People receiving methadone treatment are often forced to withdraw from treatment when they go to jail, which can induce severe withdrawal symptoms and hamper their abilities to successfully reenter society after incarceration. To evaluate the impacts of forced withdrawal, the researchers investigated the effects of providing methadone in the New Haven Correctional Center. Published on Jan. 16 in the Journal of Addiction Medicine, the study was conducted in partnership with the APT Foundation and the Connecticut Department of Mental Health and Addiction Services.
“What this study has shown, from a policy perspective, is that if you maintain people on an evidence-based, FDA-approved medication for the disease of substance use disorder, then you can improve people’s lives when they leave [prison],” said Kathleen Maurer, director of Health and Addiction Services for Connecticut’s correctional system, who led the methadone program.
Maurer began the program in 2012 at the New Haven Correctional Center. In the study, which collected data beginning in 2013, the researchers studied a group of 184 people who had been on methadone treatment before entering the criminal justice system and received methadone from the same provider while imprisoned.
Compared to a control group of 189 people, the study found that participants who received methadone were more likely to continue methadone treatment with a community-based provider both one day after release and within 30 days. The treatment group also received fewer disciplinary reports during incarceration.
Maurer noted that this finding may be particularly relevant to correction facilities and departments. By maintaining methadone treatment, prisoners will be easier to handle and will not display symptoms associated with withdrawal like vomit and diarrhea, she said.

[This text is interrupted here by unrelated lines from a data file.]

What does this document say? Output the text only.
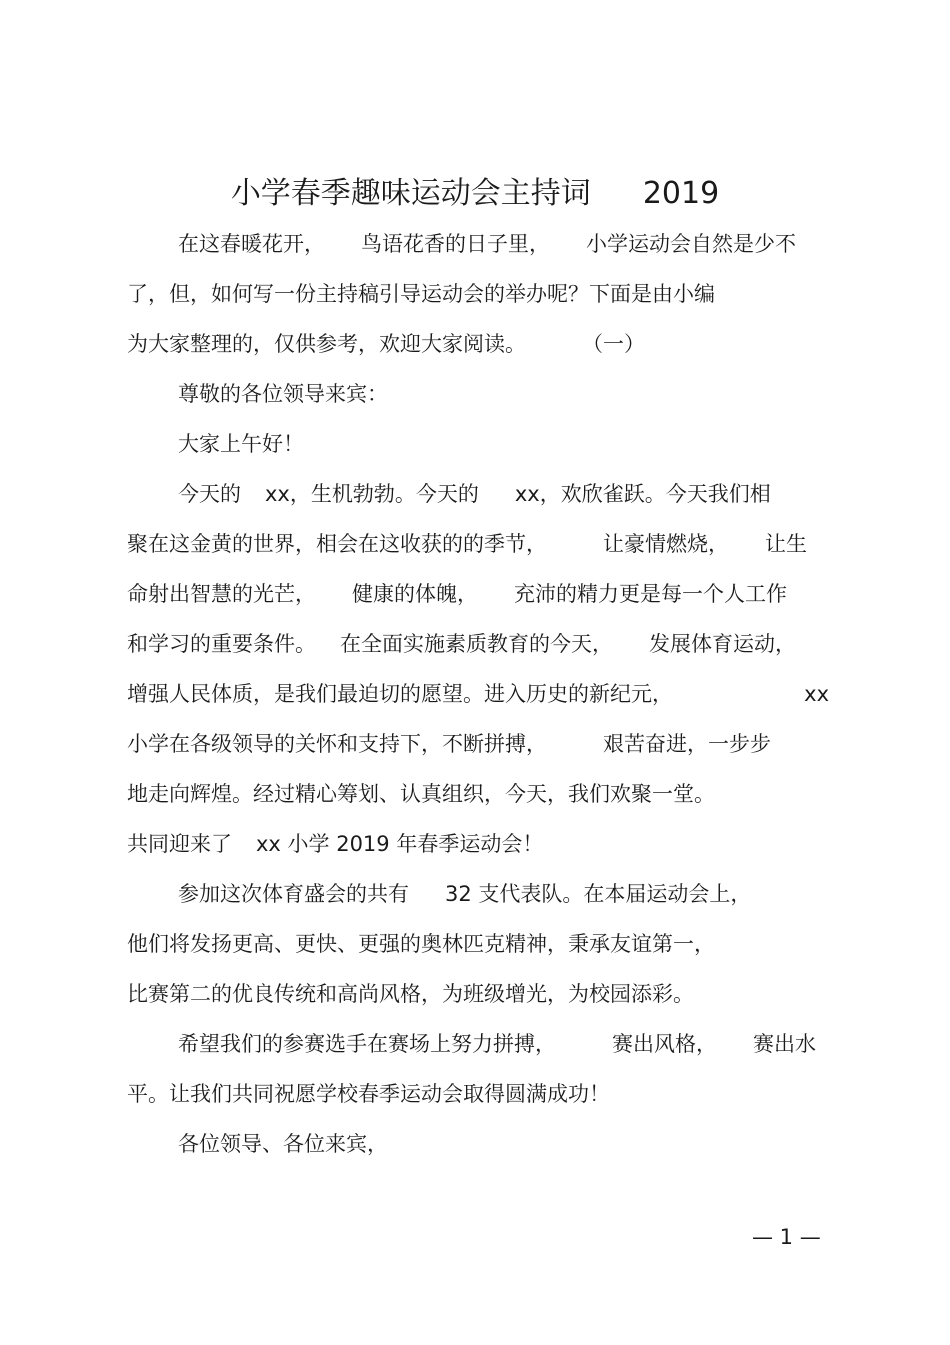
小学春季趣味运动会主持词 2019
在这春暖花开， 鸟语花香的日子里， 小学运动会自然是少不
了，但，如何写一份主持稿引导运动会的举办呢？下面是由小编
为大家整理的，仅供参考，欢迎大家阅读。	（一）
尊敬的各位领导来宾：
大家上午好！
今天的 xx，生机勃勃。今天的 xx，欢欣雀跃。今天我们相
聚在这金黄的世界，相会在这收获的的季节，	让豪情燃烧， 让生
命射出智慧的光芒， 健康的体魄， 充沛的精力更是每一个人工作
和学习的重要条件。 在全面实施素质教育的今天， 发展体育运动，
增强人民体质，是我们最迫切的愿望。进入历史的新纪元，	xx
小学在各级领导的关怀和支持下，不断拼搏，	艰苦奋进，一步步
地走向辉煌。经过精心筹划、认真组织，今天，我们欢聚一堂。
共同迎来了 xx 小学 2019 年春季运动会！
参加这次体育盛会的共有 32 支代表队。在本届运动会上，
他们将发扬更高、更快、更强的奥林匹克精神，秉承友谊第一，
比赛第二的优良传统和高尚风格，为班级增光，为校园添彩。
希望我们的参赛选手在赛场上努力拼搏，	赛出风格， 赛出水
平。让我们共同祝愿学校春季运动会取得圆满成功！
各位领导、各位来宾，
— 1 —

Importantly, the study demonstrated that participants who re-engaged in methadone treatment after release had lower rates of recidivism — or relapse into criminal activity — according to Kelly Moore, postdoctoral fellow at the School of Medicine and first author of the study.
Whether or not methadone maintenance treatment reduces crime and recidivism has been highly disputed, Moore said, but this study has consistently shown that people who receive methadone from the same provider before, during and after incarceration have better outcomes during incarceration and after their release.
The findings suggest that implementing a methadone treatment in more prisons may be advantageous, according to the researchers.
“Engaging a community provider to dispense methadone in a jail facility is feasible and effective,” said Sherry McKee, the senior author of the study. “Other jail and prison facilities could collaborate with a local provider to implement a methadone program in their facilities.”
Methadone treatment remains limited in the correctional system — only 12 percent of jails offer continued methadone during incarceration — for multiple reasons, the study’s coauthors noted. Methadone is subjected to several levels of regulatory control, limiting the implementation of methadone programs in correctional facilities.
Moreover, stigma and misperceptions about medication-assisted treatments for opioid use disorder limit the implementation of methadone in jails and prisons, McKee said.
“The justice system doesn’t really understand or appreciate the value of opioid-antagonist treatments for patients, and people in the criminal justice system often don’t recognize addiction as a disease,” Maurer said.
More broadly, Moore said, researchers must still tackle the stigma against addiction that exists within both the criminal justice system and society at large as well as work toward more widespread support for medication-assisted treatments.
She added that McKee’s lab is continuing to investigate the impact of methadone maintenance, particularly in prison settings where people must be kept on methadone for longer periods of incarceration — rather than the shorter periods that the study focused on.
In 2015, 723 people died from drug overdoses in Connecticut, of whom 44 percent had a state Department of Correction record, according to the New Haven Register.